Épargne des jeunes, gestion budgétaire, pression sociale, FOMO, pouvoir d’achat : derrière ces mots-clés se dessine une réalité économique préoccupante. Une étude publiée le 11 février 2026 par l’application de finances personnelles Plum révèle que la dynamique sociale pèse lourdement sur les finances des 18-34 ans en France. Loin d’être anecdotique, le phénomène traduit un arbitrage structurel entre consommation immédiate et constitution d’un patrimoine. Selon cette enquête menée auprès de 1 000 jeunes adultes, la « Fear of Missing Out » — la crainte d’être exclu d’une expérience collective — agit comme un accélérateur de dépenses non planifiées. Résultat : un impact direct sur la capacité d’épargne, l’investissement et la sécurisation financière à long terme.
📉 Quand la vie sociale grignote le capital
Les chiffres sont sans équivoque. D’après l’étude de Plum, 74 % des 18-34 ans reconnaissent avoir déjà dépassé leur budget pour ne pas manquer une sortie entre amis. En Île-de-France, cette proportion atteint 80 %, illustrant l’effet amplificateur des environnements urbains à forte intensité sociale.
Le coût moyen de ces dépassements atteint 80 € par mois. Rapporté à l’année, cela représente près de 1 000 € non épargnés, soit l’équivalent d’un fonds d’urgence minimal, d’un apport initial pour un projet immobilier ou d’un financement partiel de formation. Pour la moitié des répondants concernés, le surplus mensuel dépasse 60 €, tandis qu’une large majorité franchit le seuil des 100 € additionnels certains mois.
Cette fuite budgétaire est économiquement significative. À l’échelle macro, elle révèle une faible capacité d’accumulation de capital chez une génération déjà confrontée à la hausse du coût du logement et à une insertion professionnelle parfois précaire.
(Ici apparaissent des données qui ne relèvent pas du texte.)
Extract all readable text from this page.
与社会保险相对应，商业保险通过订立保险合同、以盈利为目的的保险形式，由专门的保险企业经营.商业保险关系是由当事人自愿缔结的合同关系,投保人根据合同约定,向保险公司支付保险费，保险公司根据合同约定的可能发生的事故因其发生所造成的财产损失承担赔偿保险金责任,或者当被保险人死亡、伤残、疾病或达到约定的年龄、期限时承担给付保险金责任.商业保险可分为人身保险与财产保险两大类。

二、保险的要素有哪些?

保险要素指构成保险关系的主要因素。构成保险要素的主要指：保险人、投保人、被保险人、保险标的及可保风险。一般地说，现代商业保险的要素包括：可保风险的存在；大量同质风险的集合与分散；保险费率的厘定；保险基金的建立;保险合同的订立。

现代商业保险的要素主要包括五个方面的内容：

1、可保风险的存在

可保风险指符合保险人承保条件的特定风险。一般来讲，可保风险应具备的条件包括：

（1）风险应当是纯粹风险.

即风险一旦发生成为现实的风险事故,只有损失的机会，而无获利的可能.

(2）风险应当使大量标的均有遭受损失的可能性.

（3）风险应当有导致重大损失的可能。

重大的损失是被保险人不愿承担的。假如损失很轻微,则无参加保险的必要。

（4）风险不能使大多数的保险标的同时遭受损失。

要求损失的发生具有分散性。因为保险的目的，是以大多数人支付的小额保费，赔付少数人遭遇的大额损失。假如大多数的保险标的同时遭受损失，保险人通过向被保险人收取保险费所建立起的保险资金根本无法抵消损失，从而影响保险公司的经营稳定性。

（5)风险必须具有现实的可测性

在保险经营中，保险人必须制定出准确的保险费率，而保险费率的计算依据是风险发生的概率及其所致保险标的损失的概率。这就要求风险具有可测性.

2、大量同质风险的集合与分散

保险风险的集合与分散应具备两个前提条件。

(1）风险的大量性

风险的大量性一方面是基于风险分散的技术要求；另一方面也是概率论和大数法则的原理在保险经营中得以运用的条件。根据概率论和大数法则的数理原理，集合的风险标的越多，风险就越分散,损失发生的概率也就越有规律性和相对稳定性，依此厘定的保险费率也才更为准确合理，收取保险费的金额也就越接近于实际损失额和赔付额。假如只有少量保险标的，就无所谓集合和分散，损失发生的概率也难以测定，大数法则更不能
À l’échelle micro, elle traduit un arbitrage court-termiste : priorité à la cohésion sociale plutôt qu’à la solidité financière.
Les données internes de l’application montrent également une progression des dépenses sociales avec l’âge : les 18-24 ans consacrent en moyenne 61 € par mois aux restaurants et sorties, contre 175 € chez les 25-34 ans. L’augmentation des revenus s’accompagne d’un relèvement du standard social, créant une forme d’inflation comportementale.
📆 La mécanique des dépenses impulsives
L’étude identifie des moments particulièrement sensibles pour la gestion budgétaire. Les vacances constituent la première zone de vulnérabilité : 37 % des jeunes estiment que leur discipline financière fléchit durant ces périodes. Les fêtes de fin d’année (28 %) et les soldes (25 %) figurent également parmi les catalyseurs de dépenses excessives.
Mais le phénomène dépasse les grands rendez-vous calendaires. 18 % des répondants déclarent dépenser davantage immédiatement après le versement de leur salaire, tandis que 13 % reconnaissent un lien entre humeur positive et augmentation des dépenses. Cette corrélation met en lumière l’influence des biais émotionnels sur la consommation.
D’un point de vue économique, ces comportements s’inscrivent dans la logique de la « gratification immédiate ». L’absence de mécanismes d’épargne automatisée ou de planification budgétaire renforce la perméabilité aux sollicitations sociales. Chaque décision isolée paraît anodine ; cumulée sur douze mois, elle pèse lourdement sur la capacité d’investissement.
À long terme, cette dynamique compromet la constitution d’un patrimoine financier. En l’absence d’épargne régulière, les jeunes actifs retardent l’accès à des leviers structurants : immobilier, placements financiers, capital retraite. La pression sociale agit ainsi comme une taxe invisible sur la construction patrimoniale.
👁 L’œil de l’expert
L’enseignement majeur de cette étude publiée par Plum est clair : la fragilisation budgétaire des jeunes ne relève pas uniquement d’un niveau de revenu insuffisant, mais d’un environnement social et émotionnel fortement incitatif à la dépense. La FOMO n’est pas qu’un phénomène culturel ; c’est un déterminant économique. Elle transforme la consommation sociale en variable prioritaire, au détriment de l’épargne et de l’investissement.
Pour inverser la tendance, l’enjeu n’est pas seulement éducatif, il est structurel : automatisation de l’épargne, outils de pilotage budgétaire, culture financière renforcée. Dans un contexte d’incertitudes économiques et de pression sur le pouvoir d’achat, la capacité des 18-34 ans à résister à cette pression sociale sera déterminante pour leur trajectoire patrimoniale.
Car dans l’économie contemporaine, la vraie liberté n’est pas seulement de participer à toutes les expériences… mais de pouvoir financer ses choix sans fragiliser son avenir.